Dillon found Winston in the Gothic Study, absorbed in a thin volume with no title. He wore a hand-woven robe so ornate he seemed part of the scenery. The door creaked as Dillon entered, earning him only a fraction of Winston’s attention.
“Quiet evening,” commented Dillon.
“Is there something you need?” asked Winston.
“Just making the rounds.”
Winston turned a page. “Close the door on your way out.”
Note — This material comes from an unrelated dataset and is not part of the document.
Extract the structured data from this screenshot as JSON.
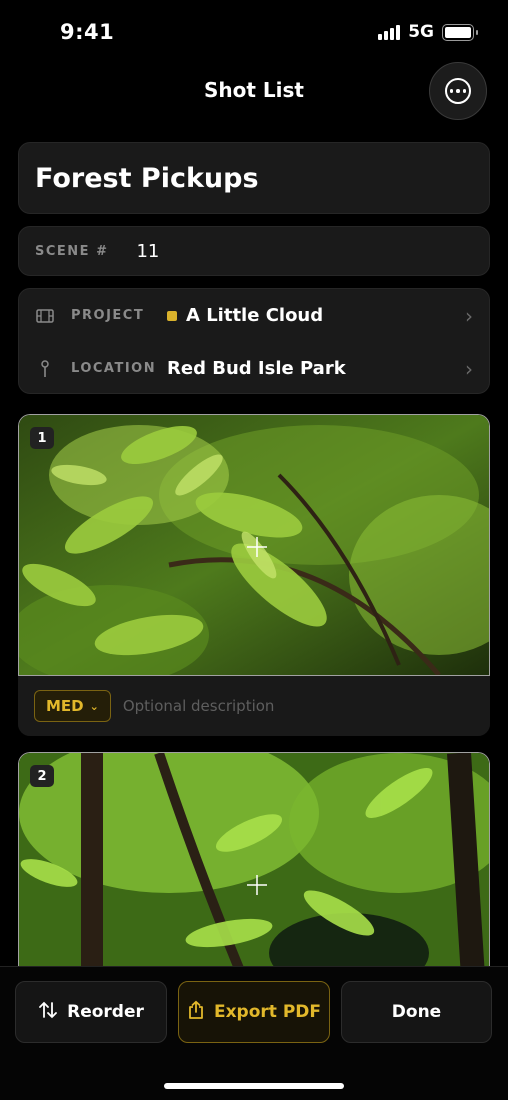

Dillon spied Michael in the Billiard Room, playing pool against a string of followers who made sure that Michael always won. Then, when he tired of the game, he sent someone to fetch his Walkman and went out for a jog. He passed Dillon on his way out of the castle. “Life is good,” Michael said with a wink as he passed, then turned to the Happy Campers in attendance. “Who wants to run with me?” There was no shortage of jogging companions. He put on his Walkman, and ran off. Whatever music he listened to, Dillon noted, it must have affected him deeply, because the entire night sky shimmered with waves of color, like his own personal aurora borealis.
As for Tory, she retired early, and Dillon found himself peering through her keyhole, for a glimpse of what she was up to—and Dillon played the voyeur, as she slipped into a full bathtub, and began to pour a luminous pink bath oil from a crystalline decanter into the waters.
Have I become so suspicious—so distrustful of them—that I have to watch them in secret? He knew the answer was yes. What had brought him to this?
It was here, as Dillon pressed his eye to Tory’s keyhole, that someone stepped out of the shadows. Someone with a video camera.
“Shame, shame, Dillon—looks like I caught Big Brother spying.”
It was Drew. His voice seemed to quiver as he spoke, and his camera hand trembled, as he peered through the eyepiece.
Dillon tried to hide his own embarrassment at being exposed. “You can’t get a good picture if you don’t hold it steady, Drew.”
Drew shrugged. “Won’t matter—it has a built-in image stabilizer,” and then he giggled unexpectedly. It wasn’t so much a nervous giggle as it was . . . inappropriate—as if Drew wasn’t quite fixed in the situation.